Friday, December 13, 2013

Insider Trading with Richard Kuniansky


Insider trading is the trading of a public company's stock or other securities (such as bonds or stock options) by individuals with access to non-public information about the company.
"Corporate insiders" are defined as a company's officers, directors or any beneficial owners of more than 10% of a class of the company's equity securities. By accepting employment these insiders have undertaken the legal obligation to put the shareholders' interests before their own in matters related to the corporation. This means that any trades in the company's own stock made by these  insiders, if based on material non-public information, are considered fraudulent since the insiders are violating the fiduciary duty that they owe to the shareholders.

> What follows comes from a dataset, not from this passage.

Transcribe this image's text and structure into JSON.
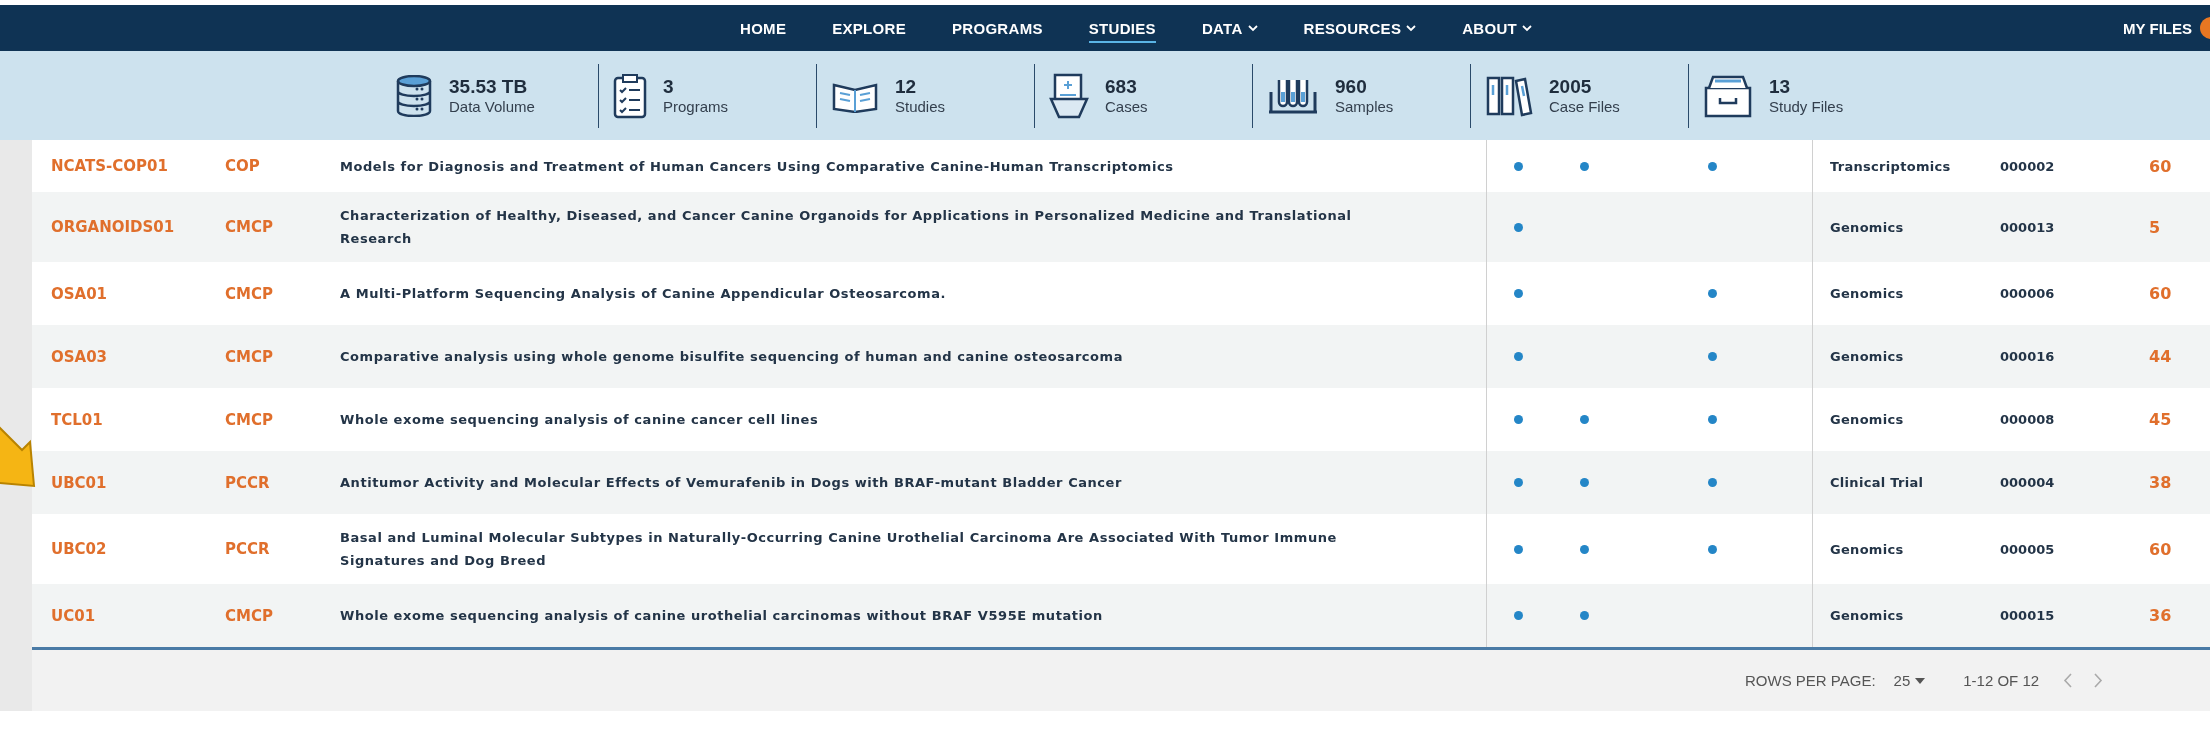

In addition, this duty may be imputed; for example, when a corporate insider "tips" a friend about non-public information likely to have an effect on the company's share price, the duty that insider owes the company may now be imputed to their friend. When allegations of a potential inside deal occur, all parties that may have been involved are at risk of being found guilty.
The Securities and Exchange Commission prosecutes over 50 cases of Insider Trading each year, with many being settled administratively out of court. The SEC and several stock exchanges actively monitor trading and can refer serious matters to the U.S. Attorney's Office for further investigation and prosecution.

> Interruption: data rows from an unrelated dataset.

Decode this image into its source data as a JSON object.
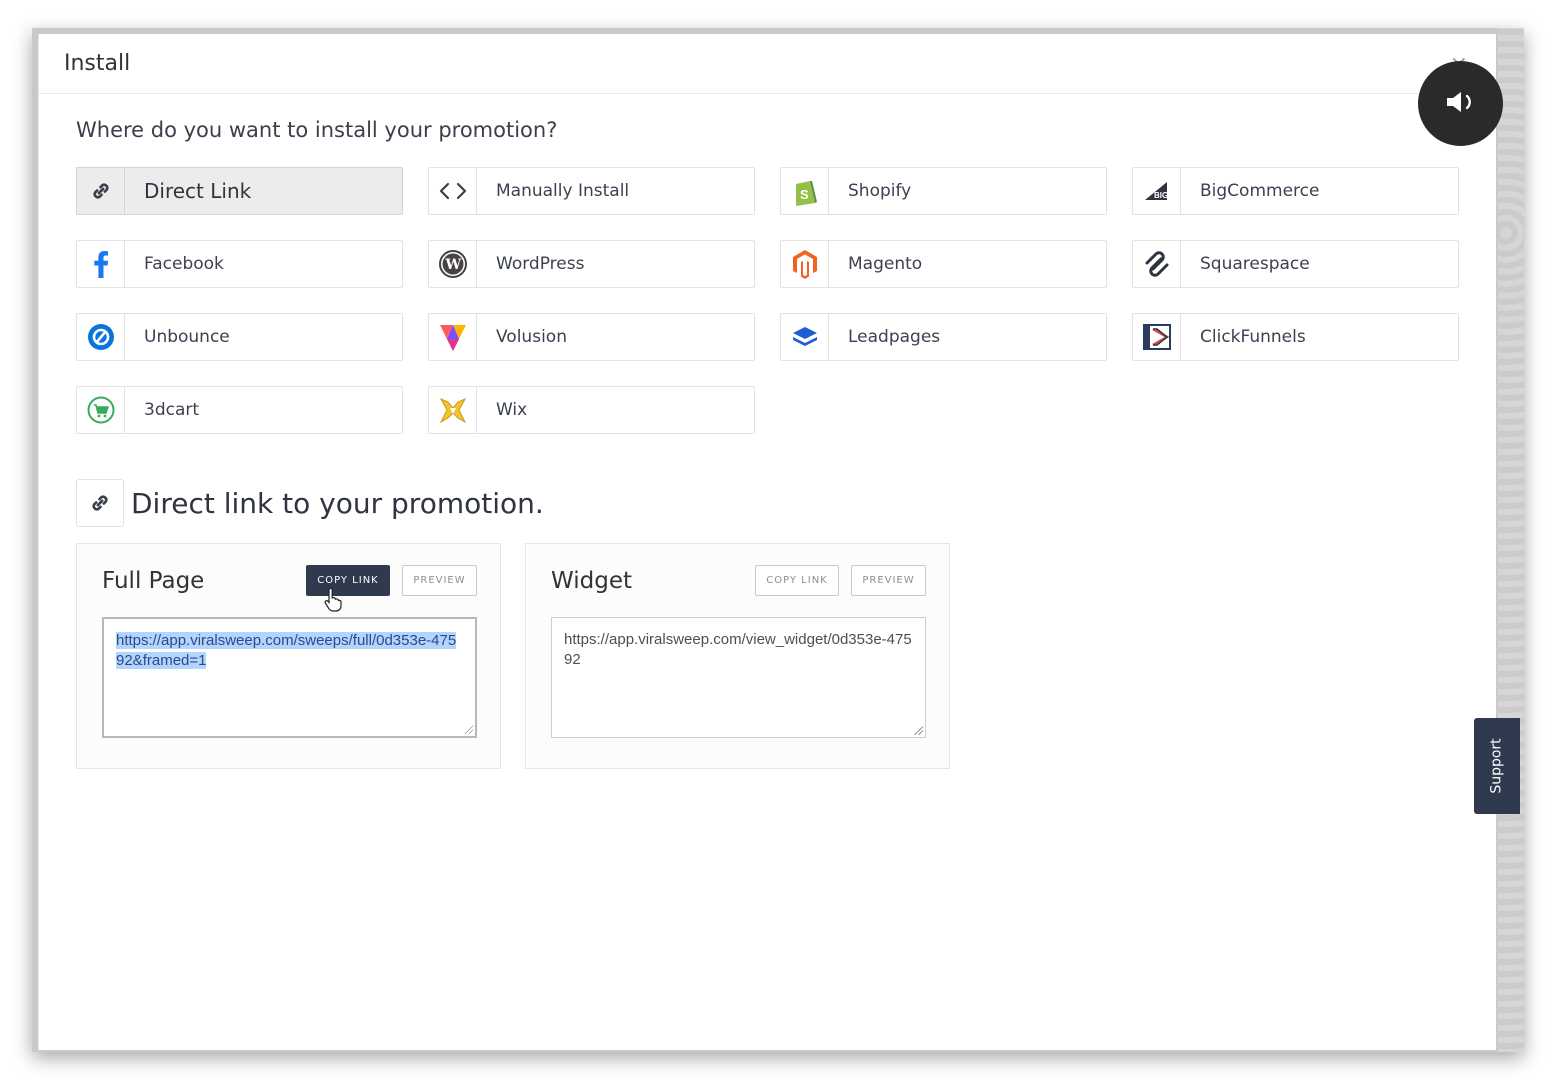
{
  "modal": {
    "title": "Install",
    "close_label": "×"
  },
  "install": {
    "question": "Where do you want to install your promotion?",
    "platforms": [
      {
        "label": "Direct Link",
        "icon": "link-icon",
        "active": true
      },
      {
        "label": "Manually Install",
        "icon": "code-icon"
      },
      {
        "label": "Shopify",
        "icon": "shopify-icon"
      },
      {
        "label": "BigCommerce",
        "icon": "bigcommerce-icon"
      },
      {
        "label": "Facebook",
        "icon": "facebook-icon"
      },
      {
        "label": "WordPress",
        "icon": "wordpress-icon"
      },
      {
        "label": "Magento",
        "icon": "magento-icon"
      },
      {
        "label": "Squarespace",
        "icon": "squarespace-icon"
      },
      {
        "label": "Unbounce",
        "icon": "unbounce-icon"
      },
      {
        "label": "Volusion",
        "icon": "volusion-icon"
      },
      {
        "label": "Leadpages",
        "icon": "leadpages-icon"
      },
      {
        "label": "ClickFunnels",
        "icon": "clickfunnels-icon"
      },
      {
        "label": "3dcart",
        "icon": "3dcart-icon"
      },
      {
        "label": "Wix",
        "icon": "wix-icon"
      }
    ]
  },
  "direct_link": {
    "heading": "Direct link to your promotion.",
    "full_page": {
      "title": "Full Page",
      "copy_label": "COPY LINK",
      "preview_label": "PREVIEW",
      "url": "https://app.viralsweep.com/sweeps/full/0d353e-47592&framed=1"
    },
    "widget": {
      "title": "Widget",
      "copy_label": "COPY LINK",
      "preview_label": "PREVIEW",
      "url": "https://app.viralsweep.com/view_widget/0d353e-47592"
    }
  },
  "support": {
    "label": "Support"
  },
  "colors": {
    "primary_dark": "#2f3a4f",
    "selection": "#b3d4fc",
    "shopify_green": "#95bf47",
    "facebook_blue": "#1877f2",
    "magento_orange": "#f26322",
    "unbounce_blue": "#0a74da",
    "leadpages_blue": "#1d5dd8",
    "cart_green": "#3aaa5c"
  }
}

US insider trading prohibitions are based on English and American common law prohibitions against fraud: as early as 1909 the United States Supreme Court ruled that a corporate director who bought company stock knowing it was about to jump in price committed fraud by not disclosing his inside information.
The Securities Exchange Act of 1934 was enacted after the stock market crash of 1929 to prohibit short-swing profits (from any purchases and sales within any six-month period) made by corporate directors, officers, or stockholders and to prohibit fraud related to securities trading. The Insider Trading Sanctions Act of 1984 and the Insider Trading and Securities Fraud Enforcement Act of 1988 provide for penalties as high as three times the profit gained or the loss avoided from the illegal trading.